A number when divided by 2 leaves a remainder of 1. When it is divided by 3 leaves a remainder 2. When it is divided by 4 it leaves a remainder of 3. And when it is divided by 5 it leaves remainder of 4. What should be the number ?

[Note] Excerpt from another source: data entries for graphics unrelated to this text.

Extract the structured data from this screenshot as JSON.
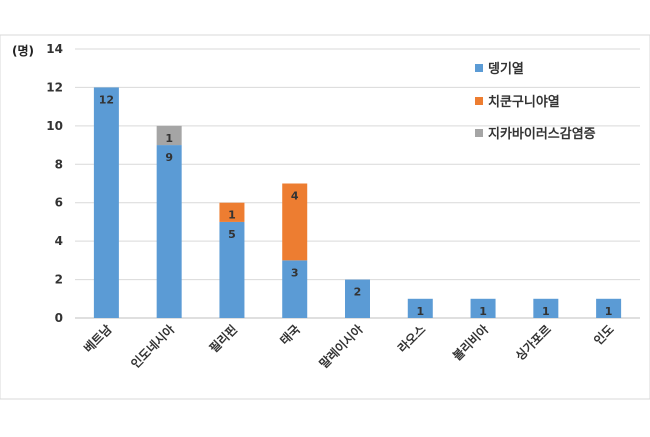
{
  "chart_data": {
    "type": "bar",
    "stacked": true,
    "unit_label": "(명)",
    "title": "",
    "xlabel": "",
    "ylabel": "",
    "ylim": [
      0,
      14
    ],
    "yticks": [
      0,
      2,
      4,
      6,
      8,
      10,
      12,
      14
    ],
    "grid": true,
    "legend_position": "top-right",
    "categories": [
      "베트남",
      "인도네시아",
      "필리핀",
      "태국",
      "말레이시아",
      "라오스",
      "볼리비아",
      "싱가포르",
      "인도"
    ],
    "series": [
      {
        "name": "뎅기열",
        "color": "#5b9bd5",
        "values": [
          12,
          9,
          5,
          3,
          2,
          1,
          1,
          1,
          1
        ]
      },
      {
        "name": "치쿤구니야열",
        "color": "#ed7d31",
        "values": [
          0,
          0,
          1,
          4,
          0,
          0,
          0,
          0,
          0
        ]
      },
      {
        "name": "지카바이러스감염증",
        "color": "#a5a5a5",
        "values": [
          0,
          1,
          0,
          0,
          0,
          0,
          0,
          0,
          0
        ]
      }
    ]
  }
}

Note : I already formulated some formula but I think it might not work:
x = 2a + 1
x = 3b + 2
x = 4c + 3
x = 5d + 4
On
Note that if $x \equiv 3 \pmod{4}$ you get 'for free' that $x \equiv 1 \pmod{2}$. So these two conditions toghether are equivalent to the first one. Thus, you're looking at
$$ \cases{ x \equiv 3 \pmod{4} \\ x \equiv 2 \pmod{3} \\ x \equiv 4 \pmod{5} }$$
By the chinese remainder theorem, this system of equations has a unique solution modulo $4\cdot3\cdot5 = 60$. The only numbers in $\{1,\dots,60\}$ that are congruent to $4$ modulo $5$ are
$$ 0, 4,9,14,19,24,29,34,39,44,49,54,59. $$
Now, our number is odd by the first observation, so we can reduce the former to check only these
$$ 9,19,29,39,49,59 $$
and finally, only $59$ here is $2$ modulo $3$. Thus, the solutions have the form
$$ 60k + 59 $$
or since $59 \equiv -1 \pmod{60}$,
$$ 60k -1 \quad (k \in \mathbb{Z}) $$
On
Continuing your thought: $$\begin{cases}x=2a+1\\x=3b+2\\x=4c+3\\x=5d+4\end{cases} \Rightarrow \begin{cases}x=2a+1\\2a+1=3b+2\\2a+1=4c+3\\2a+1=5d+4 \end{cases}\Rightarrow \begin{cases}x=2a+1\\a=\frac12(3b+1)\\3b+2=4c+3\\3b+2=5d+4 \end{cases}\Rightarrow \\ \begin{cases}x=2a+1\\a=\frac12(3b+1)\\b=\frac13(4c+1)\\ 4c+3=5d+4 \end{cases}\Rightarrow \begin{cases}x=2a+1\\a=\frac12(3b+1)\\b=\frac13(4c+1)\\ c=\frac14(5d+1) \end{cases}$$ Now you must solve the last Diophantine equation (or by trial and error) and find backwards: $$d=11,c=14,b=19,d=29,x=59.$$ Alternatively, using modular arithmetic: $$\begin{cases} x\equiv 1\pmod{2}\\ x\equiv 2\pmod{3}\\ x\equiv 3\pmod{4}\\ x\equiv 4\pmod{5}\end{cases} \Rightarrow \begin{cases} x=2a+1\\ 2a+1=2\pmod{3}\\ 2a+1=3\pmod{4}\\ 2a+1=4\pmod{5} \end{cases}\Rightarrow \begin{cases} x=2a+1\\ a\equiv 2\pmod{3}\\ a\equiv 1\pmod{2}\\ a\equiv 4\pmod{5} \end{cases}\Rightarrow \\ \begin{cases} x=2a+1\\ a=3b+2\\ 3b+2\equiv1\pmod{2}\\ 3b+2\equiv 4\pmod{5} \end{cases}\Rightarrow \begin{cases} x=2a+1\\ a=3b+2\\ b\equiv-1\pmod{2}\\ b\equiv 4\pmod{5} \end{cases}\Rightarrow \begin{cases} x=2a+1\\ a=3b+2\\ b=2c-1\\ 2c-1\equiv 4\pmod{5} \end{cases}\Rightarrow \\ \begin{cases} x=2a+1\\ a=3b+2\\ b=2c-1\\ c\equiv 0\pmod{5} \end{cases} \Rightarrow \begin{cases} \color{red}{x}=2(30n-1)+1=\color{red}{60n-1}\\ a=3(10n-1)+2=30n-1\\ b=2(5n)-1=10n-1\\ c=5n, n\in \mathbb Z \end{cases}$$
This is a classic problem in number theory solved by the Chinese remainder theorem. You can look up this algorithm many places, but indeed the (smallest) solution (as posted by @metamorphy) is $59$.